Ahmad Senjer (; full name: Muizz ad-Dunya wa ad-Din Adud ad-Dawlah Abul-Harith Ahmad Sanjar ibn Malik-Shah) (b. 1085 – d. 8 May 1157) was the Seljuq ruler of Khorasan from 1097 until in 1118, when he became the Sultan of the Seljuq Empire, which he ruled until his death in 1157.

Early years 
Sanjar was born in ca. 1086 in Sinjar, a town situated in northwestern Iraq. Although primary sources state that he was named after his birthplace (Rāvandi, p. 185; Ebn al-Jawzi, XVIII, p. 161) Bosworth notes Sanjar is a Turkic name, denoting "he who pierces", "he who thrusts". He was a son of Malik Shah I and participated in wars of succession against his three brothers and a nephew, namely Mahmud I, Barkiyaruq, Malik Shah II and Muhammad I.  In 1096, he was given the province of Khorasan to govern under his brother Muhammad I. Over the next several years Ahmad Sanjar became the ruler of most of Iran with his capital at Nishapur.

Governor of Khorasan 
A number of rulers revolted against Sanjar and continued the split of the Great Seljuq Empire that had started upon dynastic wars. In 1102, he repulsed an invasion from Kashgaria, killing Jibrail Arslan Khan near Termez. In 1107, he invaded the domains of the Ghurid ruler Izz al-Din Husayn and captured him, but later released him in return for tribute.

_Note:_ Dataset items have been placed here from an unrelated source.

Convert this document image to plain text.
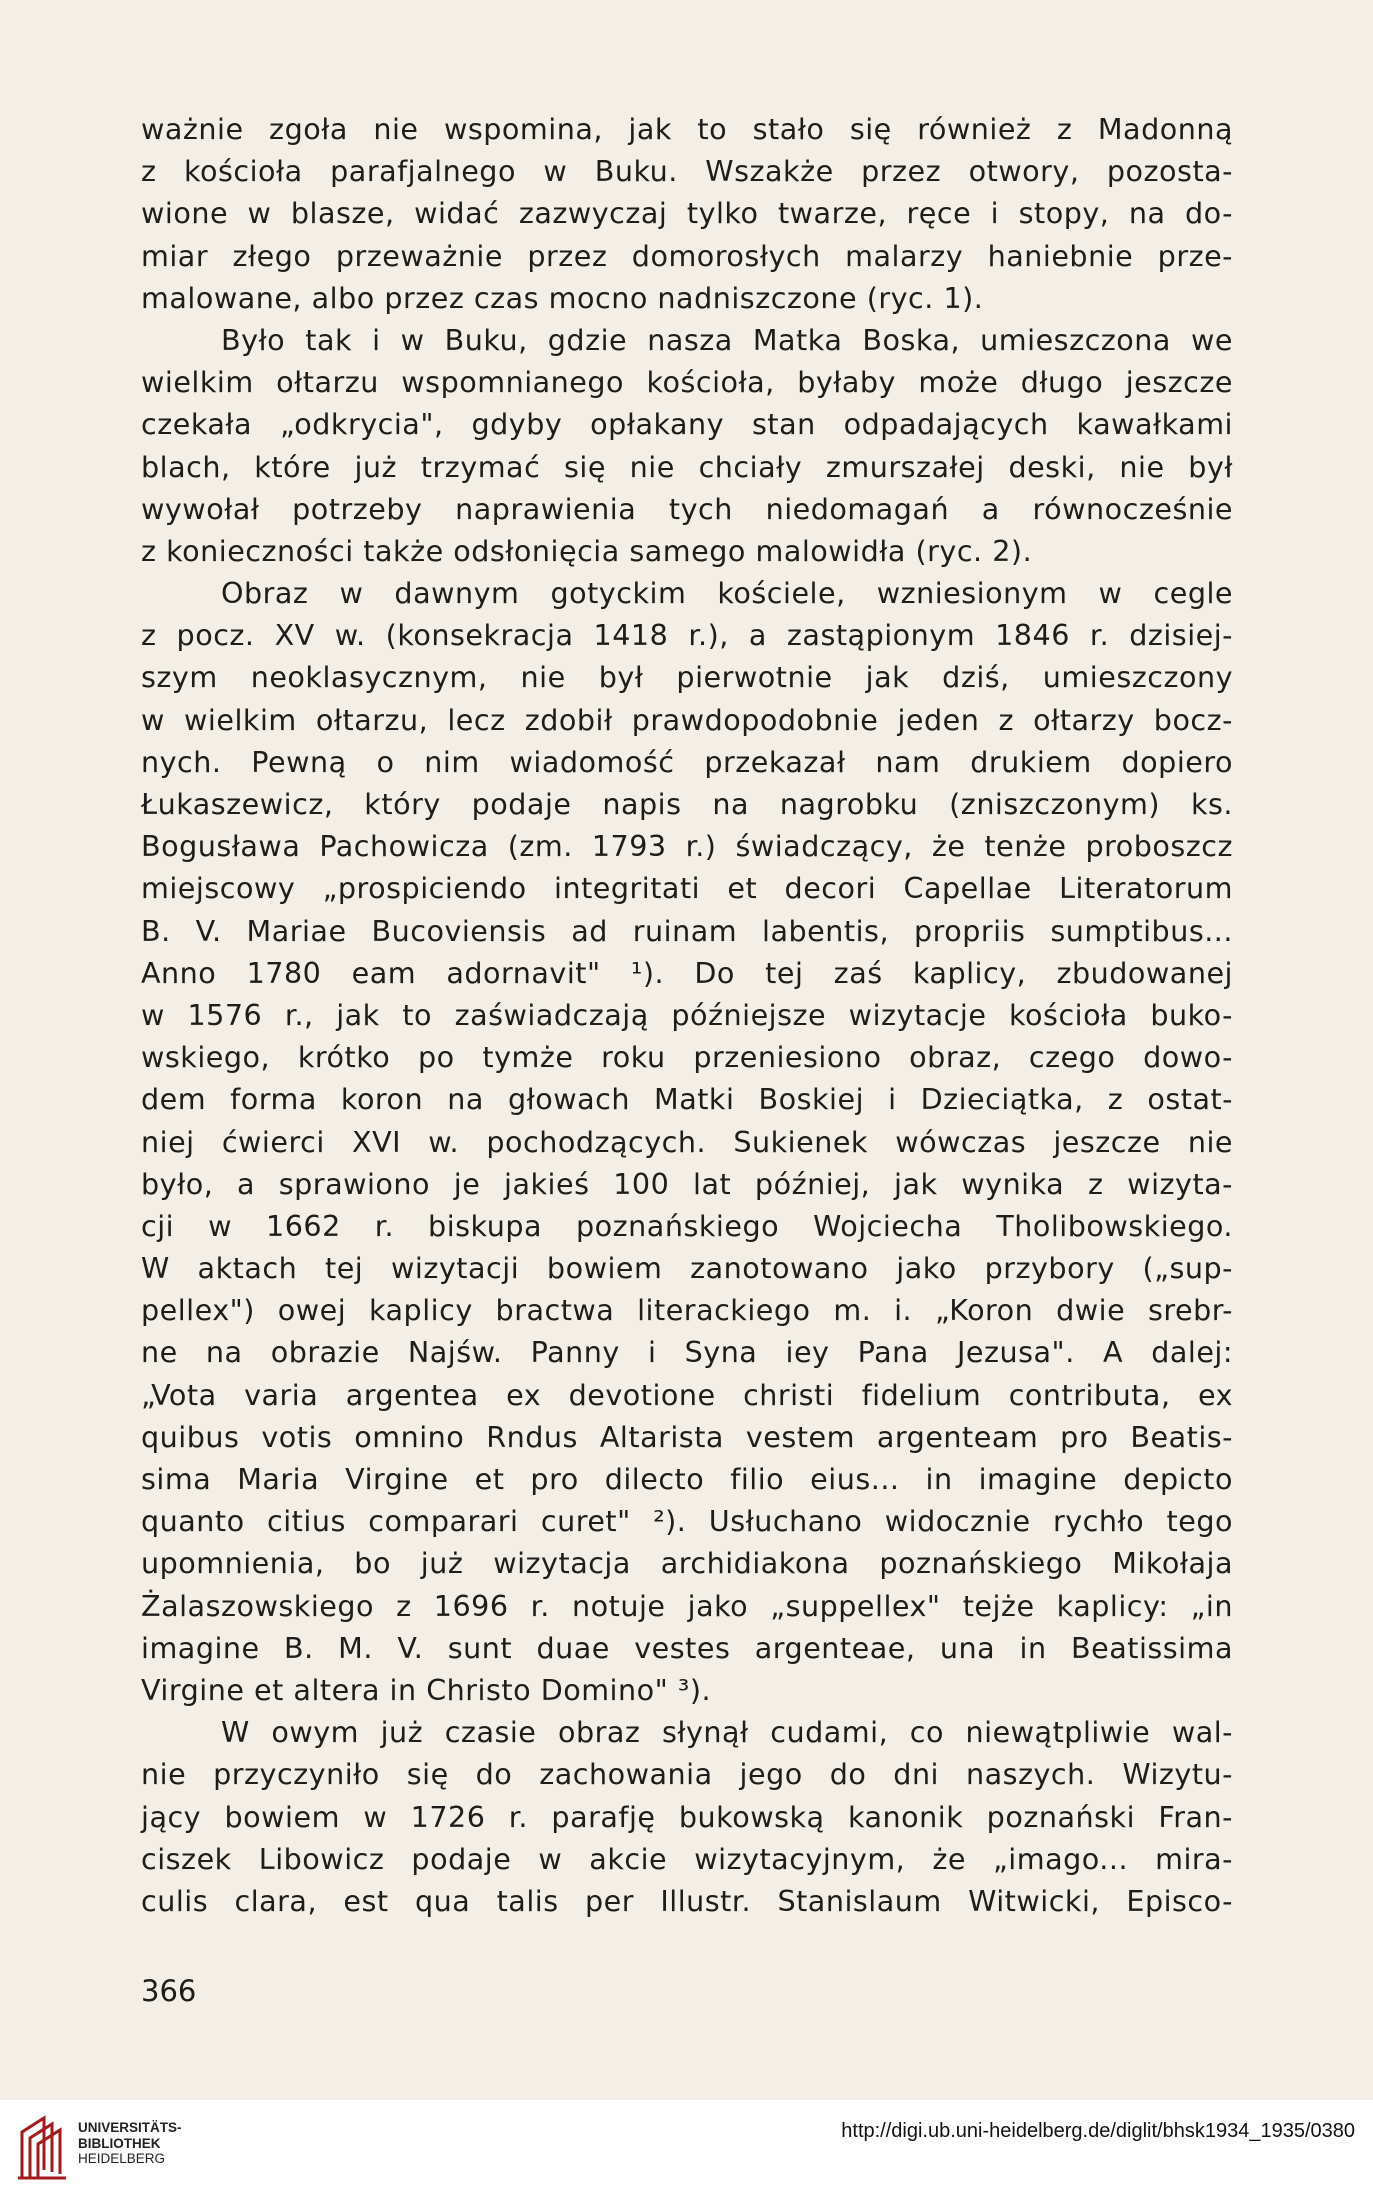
ważnie zgoła nie wspomina, jak to stało się również z Madonną
z kościoła parafjalnego w Buku. Wszakże przez otwory, pozosta-
wione w blasze, widać zazwyczaj tylko twarze, ręce i stopy, na do-
miar złego przeważnie przez domorosłych malarzy haniebnie prze-
malowane, albo przez czas mocno nadniszczone (ryc. 1).
Było tak i w Buku, gdzie nasza Matka Boska, umieszczona we
wielkim ołtarzu wspomnianego kościoła, byłaby może długo jeszcze
czekała „odkrycia", gdyby opłakany stan odpadających kawałkami
blach, które już trzymać się nie chciały zmurszałej deski, nie był
wywołał potrzeby naprawienia tych niedomagań a równocześnie
z konieczności także odsłonięcia samego malowidła (ryc. 2).
Obraz w dawnym gotyckim kościele, wzniesionym w cegle
z pocz. XV w. (konsekracja 1418 r.), a zastąpionym 1846 r. dzisiej-
szym neoklasycznym, nie był pierwotnie jak dziś, umieszczony
w wielkim ołtarzu, lecz zdobił prawdopodobnie jeden z ołtarzy bocz-
nych. Pewną o nim wiadomość przekazał nam drukiem dopiero
Łukaszewicz, który podaje napis na nagrobku (zniszczonym) ks.
Bogusława Pachowicza (zm. 1793 r.) świadczący, że tenże proboszcz
miejscowy „prospiciendo integritati et decori Capellae Literatorum
B. V. Mariae Bucoviensis ad ruinam labentis, propriis sumptibus...
Anno 1780 eam adornavit" ¹). Do tej zaś kaplicy, zbudowanej
w 1576 r., jak to zaświadczają późniejsze wizytacje kościoła buko-
wskiego, krótko po tymże roku przeniesiono obraz, czego dowo-
dem forma koron na głowach Matki Boskiej i Dzieciątka, z ostat-
niej ćwierci XVI w. pochodzących. Sukienek wówczas jeszcze nie
było, a sprawiono je jakieś 100 lat później, jak wynika z wizyta-
cji w 1662 r. biskupa poznańskiego Wojciecha Tholibowskiego.
W aktach tej wizytacji bowiem zanotowano jako przybory („sup-
pellex") owej kaplicy bractwa literackiego m. i. „Koron dwie srebr-
ne na obrazie Najśw. Panny i Syna iey Pana Jezusa". A dalej:
„Vota varia argentea ex devotione christi fidelium contributa, ex
quibus votis omnino Rndus Altarista vestem argenteam pro Beatis-
sima Maria Virgine et pro dilecto filio eius... in imagine depicto
quanto citius comparari curet" ²). Usłuchano widocznie rychło tego
upomnienia, bo już wizytacja archidiakona poznańskiego Mikołaja
Żalaszowskiego z 1696 r. notuje jako „suppellex" tejże kaplicy: „in
imagine B. M. V. sunt duae vestes argenteae, una in Beatissima
Virgine et altera in Christo Domino" ³).
W owym już czasie obraz słynął cudami, co niewątpliwie wal-
nie przyczyniło się do zachowania jego do dni naszych. Wizytu-
jący bowiem w 1726 r. parafję bukowską kanonik poznański Fran-
ciszek Libowicz podaje w akcie wizytacyjnym, że „imago... mira-
culis clara, est qua talis per Illustr. Stanislaum Witwicki, Episco-
366
UNIVERSITÄTS-
BIBLIOTHEK
HEIDELBERG
http://digi.ub.uni-heidelberg.de/diglit/bhsk1934_1935/0380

Sanjar undertook a campaign to eliminate the Assassins within Persia and successfully drove them from a number of their strongholds including Quhistan and Tabas. However, an anecdote indicates that en route to their stronghold at Alamut, Sanjar woke up one day to find a dagger beside him, pinning a note from Hassan-i Sabbah stating that he (Hassan) would like peace. Sanjar, shocked by this event, sent envoys to Hassan and they both agreed to stay out of each other's way.

In 1117, he marched against the Ghaznavid Sultan Arslan-Shah of Ghazna defeating him at Battle of Ghazni and installing Arslan's brother Bahram-Shah in the throne as a Seljuk vassal.

Sultan of the Great Seljuk Empire 

On February 26, 1105 Sultan Barkiyaruq died. He chose his younger son, Muizzeddin Malik-Shah, as heir to the throne. Malikshah took the name Malik-Shah II after being proclaimed the Sultan of the Seljuk Empire. However, the true power was in the hands of his uncle, Muhammad Tapar. In the same year, Muhammad Tapar dethroned his nephew and started to rule the State himself as sultan. When Muhammad died on April 4, 1118, his son Mahmud II was declared as new sultan. 
When Muhammad's son Mahmud II ascended the throne, Emir of Yazd Garshasp II fell into disgrace; slander about him spread to the court that made him lose confidence, and made Mahmud send a military force to Yazd where Garshasp was arrested and jailed in Jibal, while Yazd was granted to the royal cupbearer. Garshasp, however, escaped and returned to Yazd, where he requested protection from Ahmad Sanjar (Garshasp's wife was the sister of Ahmad).

Garshasp urged Ahmad to invade the domains of Mahmud in Central Iran and gave him information on how to march to Central Iran, and the ways to combat Mahmud. Ahmad accepted and advanced with an army to the west in 1119, where he together with "five kings" defeated Mahmud at Saveh. The kings who aided Ahmad during the battle were Garshasp himself, the Emir of Sistan and the Khwarazmshah, including two other unnamed kings. Nizari forces were also present in Sanjar's army. After being victorious, Ahmad then restored the domains of Garshasp II. Ahmad then marched as far as Baghdad, where he agreed with Mahmud that he should marry one of his daughters, and that he should give up strategic territories in northern Persia.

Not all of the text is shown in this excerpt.